I reckon it goes the other way – young guys buy Lexcens (cheaper), then fit Holden badges on them!
At least the Pul-Sen-Astra was a true collaboration, with GM engines and trans. The rest were literally just rebadges.
Volkswagen Taro (Toyota Hilux)
http://en.wikipedia.org/wiki/Volkswagen_Taro
Very interesting write-up too William. I knew of all of them except that Lancia Pangea, so until I read what you wrote about it I was wondering how I’d never heard of it. I’ve been fascinated by badge engineering/platform-sharing for as long as I can remember.
With Dad being a BL dealer mechanic, I learnt from a young age that Austin and Morris (and Wolseley and Riley) cars were often more or less the same. When I was at kindergarten a classmate’s parents had a Wolseley 6/110 and I remember Dad saying it was the same as a big Austin. I first became really aware of what badge-engineering was in 1981 when the Ford Laser/Mazda 323 fraternal twins replaced the very popular Mk II Ford Escort in the NZ market.
The Japanese domestic market is gob-smackingly full of rebadges/platform sharing, particularly in the kei, small car and commercial segments. They’re not meant to escape Japanese captivity of course, but with our constant seas of used JDM imports, we’ve ended up with plenty of them. The used-JDM importer down the road from me has the Nissan Homy on sale alongside its Isuzu Como identical twin. The Toyota dealer across the road has the Toyota Passo alongside its Daihatsu Sirion twin.

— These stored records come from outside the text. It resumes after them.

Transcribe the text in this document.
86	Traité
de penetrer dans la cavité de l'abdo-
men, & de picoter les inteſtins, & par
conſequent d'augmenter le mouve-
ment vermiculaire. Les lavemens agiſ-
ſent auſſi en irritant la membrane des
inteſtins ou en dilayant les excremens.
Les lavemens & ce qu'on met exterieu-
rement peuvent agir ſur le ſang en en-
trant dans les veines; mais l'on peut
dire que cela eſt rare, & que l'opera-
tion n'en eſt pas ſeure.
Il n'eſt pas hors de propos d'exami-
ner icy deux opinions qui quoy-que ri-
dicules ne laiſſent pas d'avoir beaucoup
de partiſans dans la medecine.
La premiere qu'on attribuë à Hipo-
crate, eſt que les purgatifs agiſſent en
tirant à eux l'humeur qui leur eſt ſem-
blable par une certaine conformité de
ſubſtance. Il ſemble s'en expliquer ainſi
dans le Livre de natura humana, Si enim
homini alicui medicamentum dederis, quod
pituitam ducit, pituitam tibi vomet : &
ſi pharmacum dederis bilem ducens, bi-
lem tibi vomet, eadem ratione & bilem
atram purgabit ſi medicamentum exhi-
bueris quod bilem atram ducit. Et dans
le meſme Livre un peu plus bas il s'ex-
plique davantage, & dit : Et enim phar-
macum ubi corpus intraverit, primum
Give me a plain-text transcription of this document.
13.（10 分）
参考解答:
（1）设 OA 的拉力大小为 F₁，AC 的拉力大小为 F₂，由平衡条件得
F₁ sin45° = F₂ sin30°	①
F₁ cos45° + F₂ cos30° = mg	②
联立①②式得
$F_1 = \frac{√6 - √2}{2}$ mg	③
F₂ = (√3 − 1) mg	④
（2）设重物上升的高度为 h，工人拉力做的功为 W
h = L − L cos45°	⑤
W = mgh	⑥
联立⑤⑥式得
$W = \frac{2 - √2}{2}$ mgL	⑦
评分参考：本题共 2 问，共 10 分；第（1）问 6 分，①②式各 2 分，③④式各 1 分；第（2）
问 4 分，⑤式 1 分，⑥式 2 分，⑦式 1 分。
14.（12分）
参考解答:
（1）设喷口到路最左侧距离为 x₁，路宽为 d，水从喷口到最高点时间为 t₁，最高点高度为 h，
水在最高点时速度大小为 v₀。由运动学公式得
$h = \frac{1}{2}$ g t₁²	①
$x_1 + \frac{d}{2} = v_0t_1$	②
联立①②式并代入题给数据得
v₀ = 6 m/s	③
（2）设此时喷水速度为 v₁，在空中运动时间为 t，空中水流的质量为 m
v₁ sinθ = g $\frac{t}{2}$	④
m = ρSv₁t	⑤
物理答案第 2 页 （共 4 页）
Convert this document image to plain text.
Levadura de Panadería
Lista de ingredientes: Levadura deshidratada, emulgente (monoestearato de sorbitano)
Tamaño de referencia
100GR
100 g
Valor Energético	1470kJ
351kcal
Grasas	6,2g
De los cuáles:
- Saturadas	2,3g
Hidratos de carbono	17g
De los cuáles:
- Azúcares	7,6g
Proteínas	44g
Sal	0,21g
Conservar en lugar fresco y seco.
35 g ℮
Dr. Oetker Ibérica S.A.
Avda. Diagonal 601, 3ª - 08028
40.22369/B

Anyway, interesting write-up, and I know you’ll have plenty more material to delight us with!
You do realise the Kia Pride has only recently ended production as a Mazda in Japan its called a Demio and was replaced by the current Mazda2 I shot one recently in red a rear view is on the cohort.
The generation shown above was also known as the Ford Festiva in the US, a 2 door hatchback. The next generation of the Pride became the Ford Aspire, a 2 or 4 door hatch.
i rented one once. my friend stared at it and said,”your ford aspires to be a car.”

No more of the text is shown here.